No matter the bad press, firms are still swooping up quants of all stripes. While hiring on the entry level has slowed a bit, with a Ph.D. a few years experience, and strong tech and IT skills, it's almost easy to find a job. Credit risk and counterparty risk quants are some of the most sought after. So what makes them so special?
It's pretty obvious, says Tracey Pirrie, managing director for Ashton Lane Group, a financial services executive recruiter. They've gotten more focus simply because of the need for firms and banks to insulate themselves from the risks inherent in a volatile market. "Even in a downturn, they'll still be hired," she says.

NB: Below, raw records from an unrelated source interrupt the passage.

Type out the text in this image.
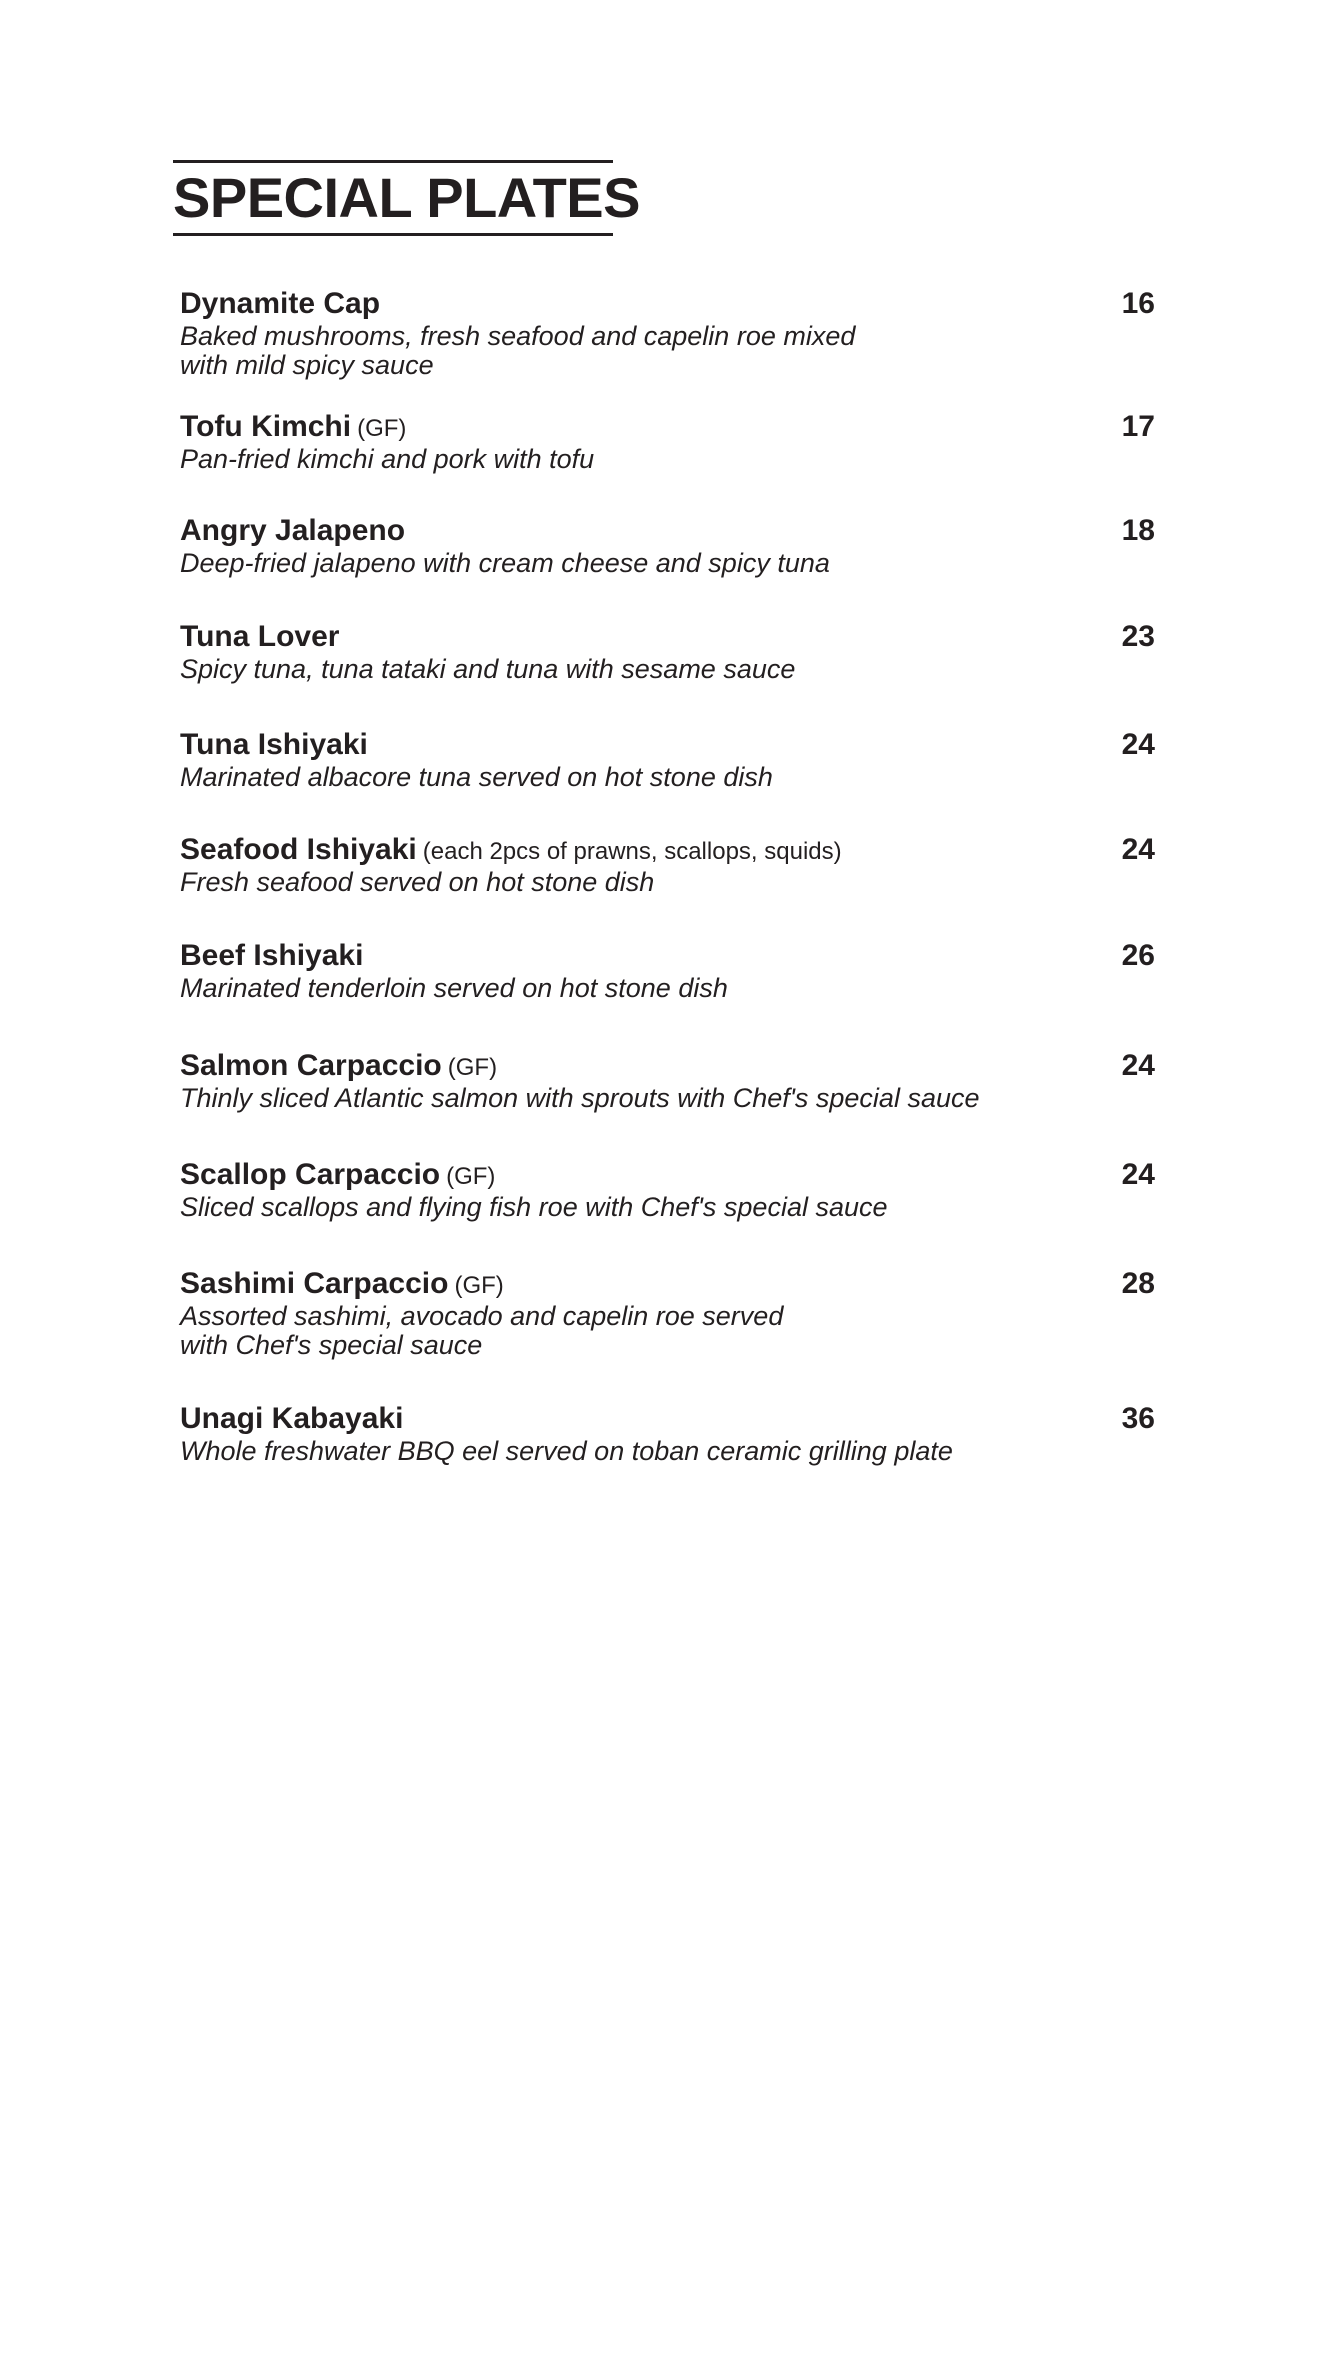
SPECIAL PLATES
Dynamite Cap	16
Baked mushrooms, fresh seafood and capelin roe mixed
with mild spicy sauce
Tofu Kimchi (GF)	17
Pan-fried kimchi and pork with tofu
Angry Jalapeno	18
Deep-fried jalapeno with cream cheese and spicy tuna
Tuna Lover	23
Spicy tuna, tuna tataki and tuna with sesame sauce
Tuna Ishiyaki	24
Marinated albacore tuna served on hot stone dish
Seafood Ishiyaki (each 2pcs of prawns, scallops, squids)	24
Fresh seafood served on hot stone dish
Beef Ishiyaki	26
Marinated tenderloin served on hot stone dish
Salmon Carpaccio (GF)	24
Thinly sliced Atlantic salmon with sprouts with Chef's special sauce
Scallop Carpaccio (GF)	24
Sliced scallops and flying fish roe with Chef's special sauce
Sashimi Carpaccio (GF)	28
Assorted sashimi, avocado and capelin roe served
with Chef's special sauce
Unagi Kabayaki	36
Whole freshwater BBQ eel served on toban ceramic grilling plate
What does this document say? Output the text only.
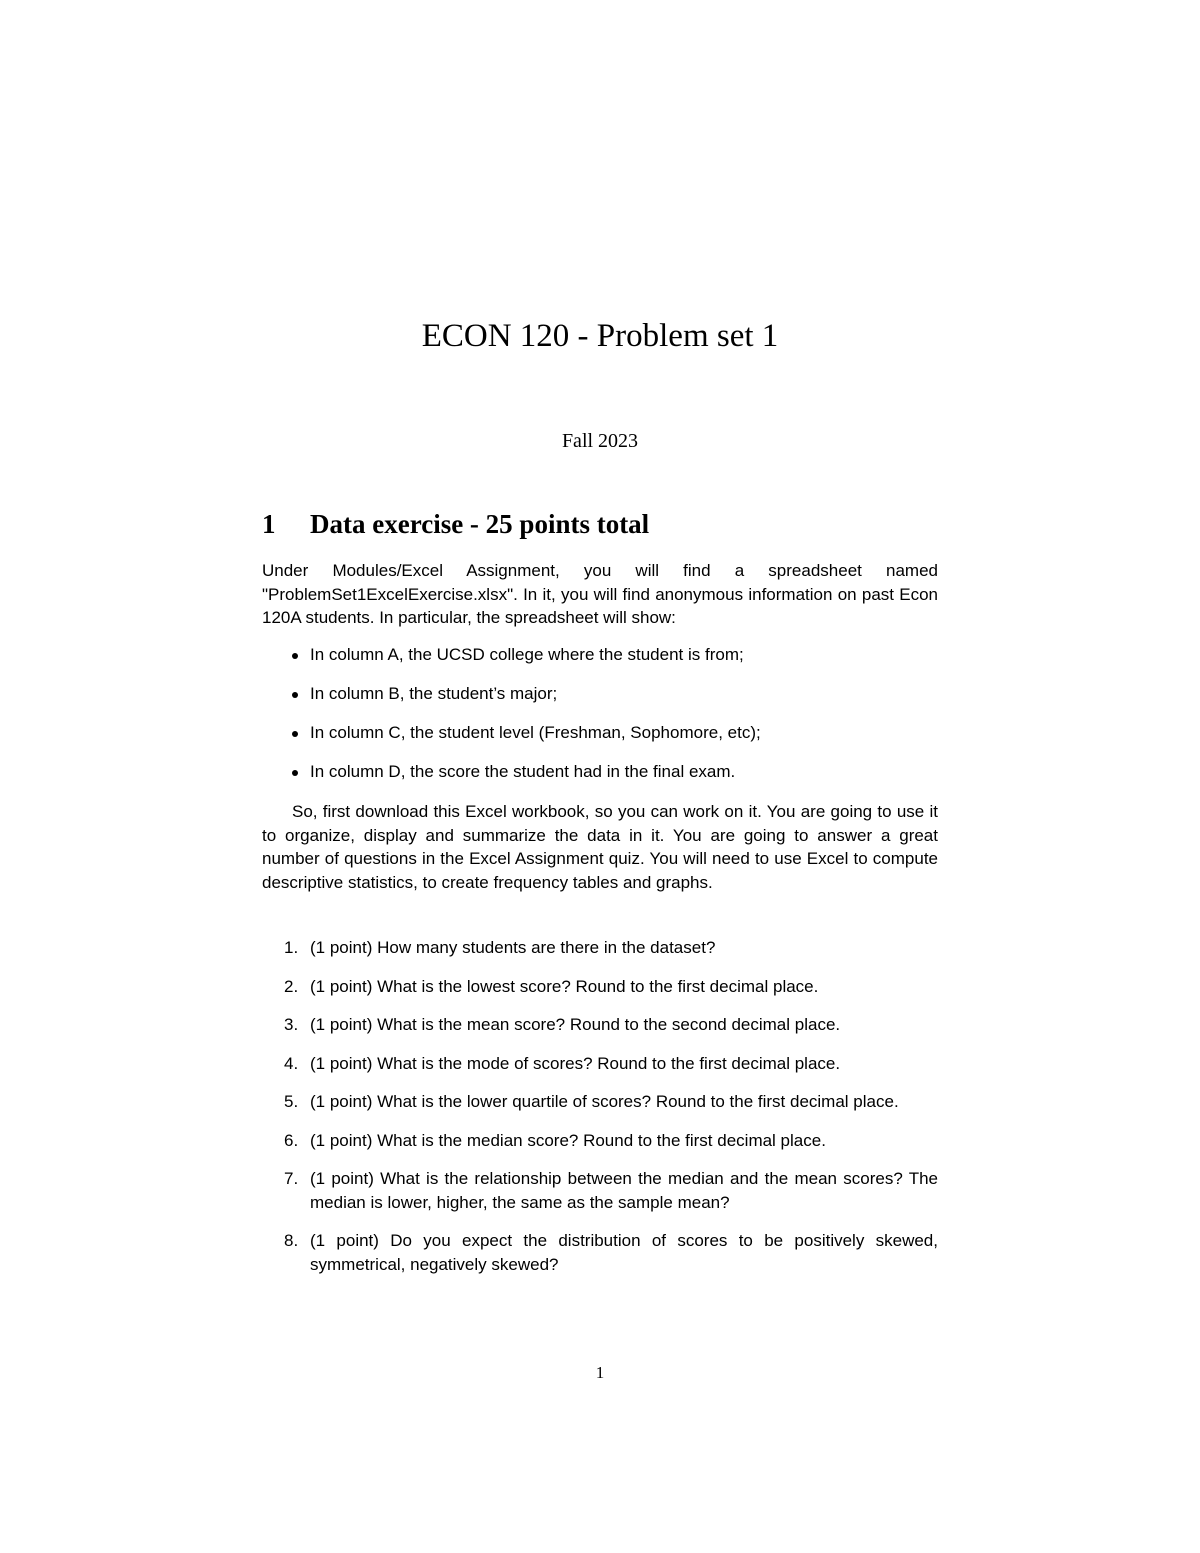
ECON 120 - Problem set 1
Fall 2023
1 Data exercise - 25 points total
Under Modules/Excel Assignment, you will find a spreadsheet named "ProblemSet1ExcelExercise.xlsx". In it, you will find anonymous information on past Econ 120A students. In particular, the spreadsheet will show:
In column A, the UCSD college where the student is from;
In column B, the student’s major;
In column C, the student level (Freshman, Sophomore, etc);
In column D, the score the student had in the final exam.
So, first download this Excel workbook, so you can work on it. You are going to use it to organize, display and summarize the data in it. You are going to answer a great number of questions in the Excel Assignment quiz. You will need to use Excel to compute descriptive statistics, to create frequency tables and graphs.
1. (1 point) How many students are there in the dataset?
2. (1 point) What is the lowest score? Round to the first decimal place.
3. (1 point) What is the mean score? Round to the second decimal place.
4. (1 point) What is the mode of scores? Round to the first decimal place.
5. (1 point) What is the lower quartile of scores? Round to the first decimal place.
6. (1 point) What is the median score? Round to the first decimal place.
7. (1 point) What is the relationship between the median and the mean scores? The median is lower, higher, the same as the sample mean?
8. (1 point) Do you expect the distribution of scores to be positively skewed, symmetrical, negatively skewed?
1
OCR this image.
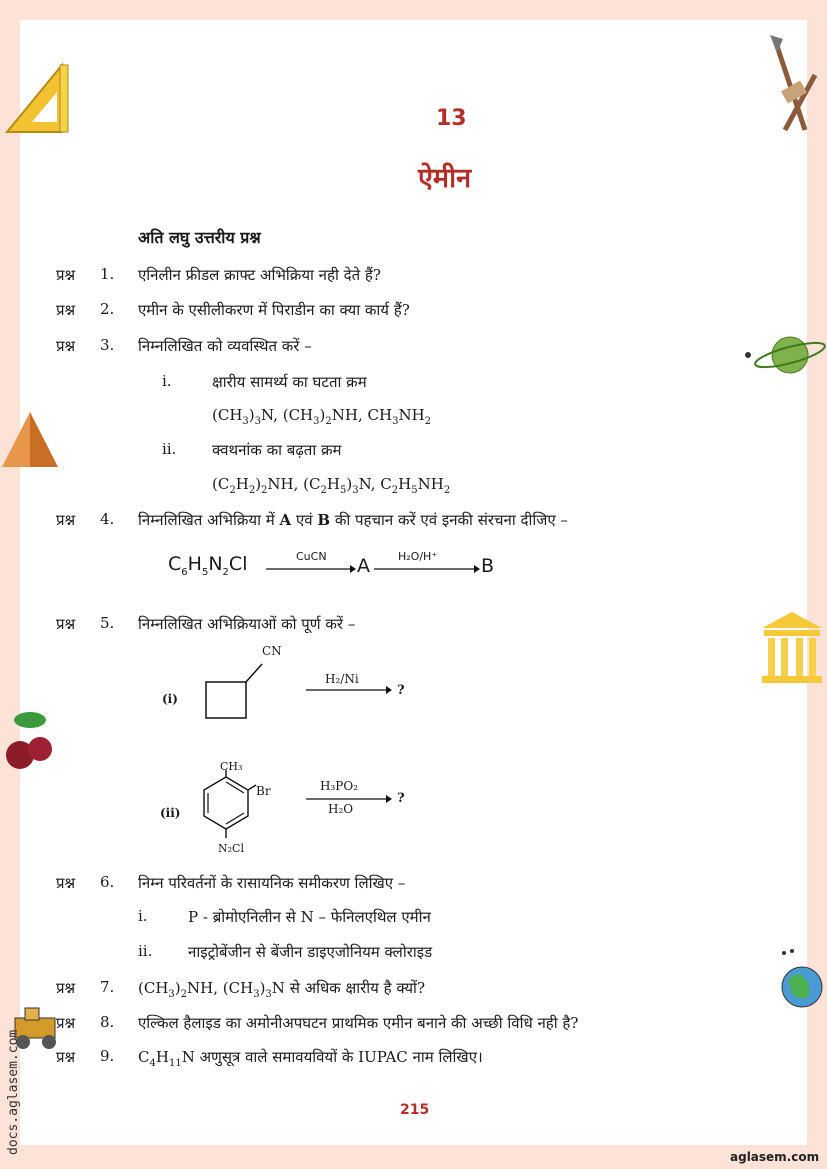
docs.aglasem.com
13
ऐमीन
अति लघु उत्तरीय प्रश्न
प्रश्न 1. एनिलीन फ्रीडल क्राफ्ट अभिक्रिया नही देते हैं?
प्रश्न 2. एमीन के एसीलीकरण में पिराडीन का क्या कार्य हैं?
प्रश्न 3. निम्नलिखित को व्यवस्थित करें –
i.	क्षारीय सामर्थ्य का घटता क्रम
$(CH_3)_3N$, $(CH_3)_2NH$, $CH_3NH_2$
ii. क्वथनांक का बढ़ता क्रम
$(C_2H_2)_2NH$, $(C_2H_5)_3N$, $C_2H_5NH_2$
प्रश्न 4. निम्नलिखित अभिक्रिया में A एवं B की पहचान करें एवं इनकी संरचना दीजिए –
$C_6H_5N_2Cl$	CuCN A	H₂O/H⁺ B
प्रश्न 5. निम्नलिखित अभिक्रियाओं को पूर्ण करें –
(i)
CN
H₂/Ni
?
(ii)
CH₃
Br
N₂Cl
H₃PO₂
H₂O
?
प्रश्न 6. निम्न परिवर्तनों के रासायनिक समीकरण लिखिए –
i.	P - ब्रोमोएनिलीन से N – फेनिलएथिल एमीन
ii. नाइट्रोबेंजीन से बेंजीन डाइएजोनियम क्लोराइड
प्रश्न 7. $(CH_3)_2NH$, $(CH_3)_3N$ से अधिक क्षारीय है क्यों?
प्रश्न 8. एल्किल हैलाइड का अमोनीअपघटन प्राथमिक एमीन बनाने की अच्छी विधि नही है?
प्रश्न 9. $C_4H_{11}N$ अणुसूत्र वाले समावयवियों के IUPAC नाम लिखिए।
215
aglasem.com
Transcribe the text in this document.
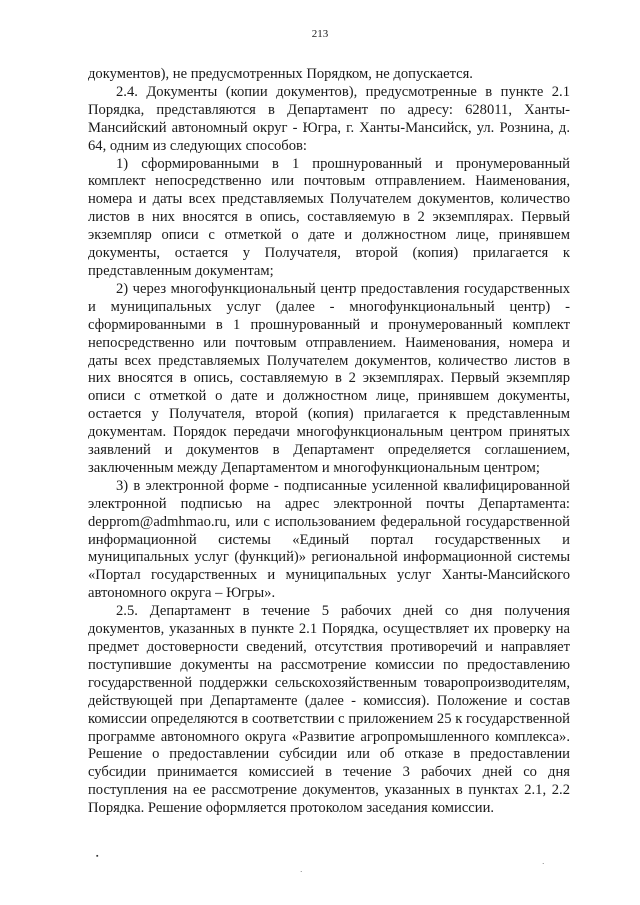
213

документов), не предусмотренных Порядком, не допускается.

2.4. Документы (копии документов), предусмотренные в пункте 2.1 Порядка, представляются в Департамент по адресу: 628011, Ханты-Мансийский автономный округ - Югра, г. Ханты-Мансийск, ул. Рознина, д. 64, одним из следующих способов:

1) сформированными в 1 прошнурованный и пронумерованный комплект непосредственно или почтовым отправлением. Наименования, номера и даты всех представляемых Получателем документов, количество листов в них вносятся в опись, составляемую в 2 экземплярах. Первый экземпляр описи с отметкой о дате и должностном лице, принявшем документы, остается у Получателя, второй (копия) прилагается к представленным документам;

2) через многофункциональный центр предоставления государственных и муниципальных услуг (далее - многофункциональный центр) - сформированными в 1 прошнурованный и пронумерованный комплект непосредственно или почтовым отправлением. Наименования, номера и даты всех представляемых Получателем документов, количество листов в них вносятся в опись, составляемую в 2 экземплярах. Первый экземпляр описи с отметкой о дате и должностном лице, принявшем документы, остается у Получателя, второй (копия) прилагается к представленным документам. Порядок передачи многофункциональным центром принятых заявлений и документов в Департамент определяется соглашением, заключенным между Департаментом и многофункциональным центром;

3) в электронной форме - подписанные усиленной квалифицированной электронной подписью на адрес электронной почты Департамента: depprom@admhmao.ru, или с использованием федеральной государственной информационной системы «Единый портал государственных и муниципальных услуг (функций)» региональной информационной системы «Портал государственных и муниципальных услуг Ханты-Мансийского автономного округа – Югры».

2.5. Департамент в течение 5 рабочих дней со дня получения документов, указанных в пункте 2.1 Порядка, осуществляет их проверку на предмет достоверности сведений, отсутствия противоречий и направляет поступившие документы на рассмотрение комиссии по предоставлению государственной поддержки сельскохозяйственным товаропроизводителям, действующей при Департаменте (далее - комиссия). Положение и состав комиссии определяются в соответствии с приложением 25 к государственной программе автономного округа «Развитие агропромышленного комплекса». Решение о предоставлении субсидии или об отказе в предоставлении субсидии принимается комиссией в течение 3 рабочих дней со дня поступления на ее рассмотрение документов, указанных в пунктах 2.1, 2.2 Порядка. Решение оформляется протоколом заседания комиссии.

▪
·
·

Counterparty credit risk quants are especially in demand, given what's going on in derivatives right now. Positions are growing in New York and London. Look to Citi and Barclays to add spots. Even with cutbacks on exotic and structured products traders, counterparty credit risk quants working with these products are pretty safe.
But no matter the position - and there are many titles - a strong market and product knowledge is needed. Mere math geeks need not apply. A doctorate in a quant discipline is de rigor - areas like stats, physics or math. Also, you'll need a working knowledge of Matlab, C, C#, SQL, etc.
Surprise. The pay is good.
What's ahead? The better quants, once the rock stars of the hedge fund world, jumped ship as the sector tanked in 2007, running to the safety of top-tier investment firms and banks. As hedge funds start to come back, look for red-hot demand of quants in the alternative investing world.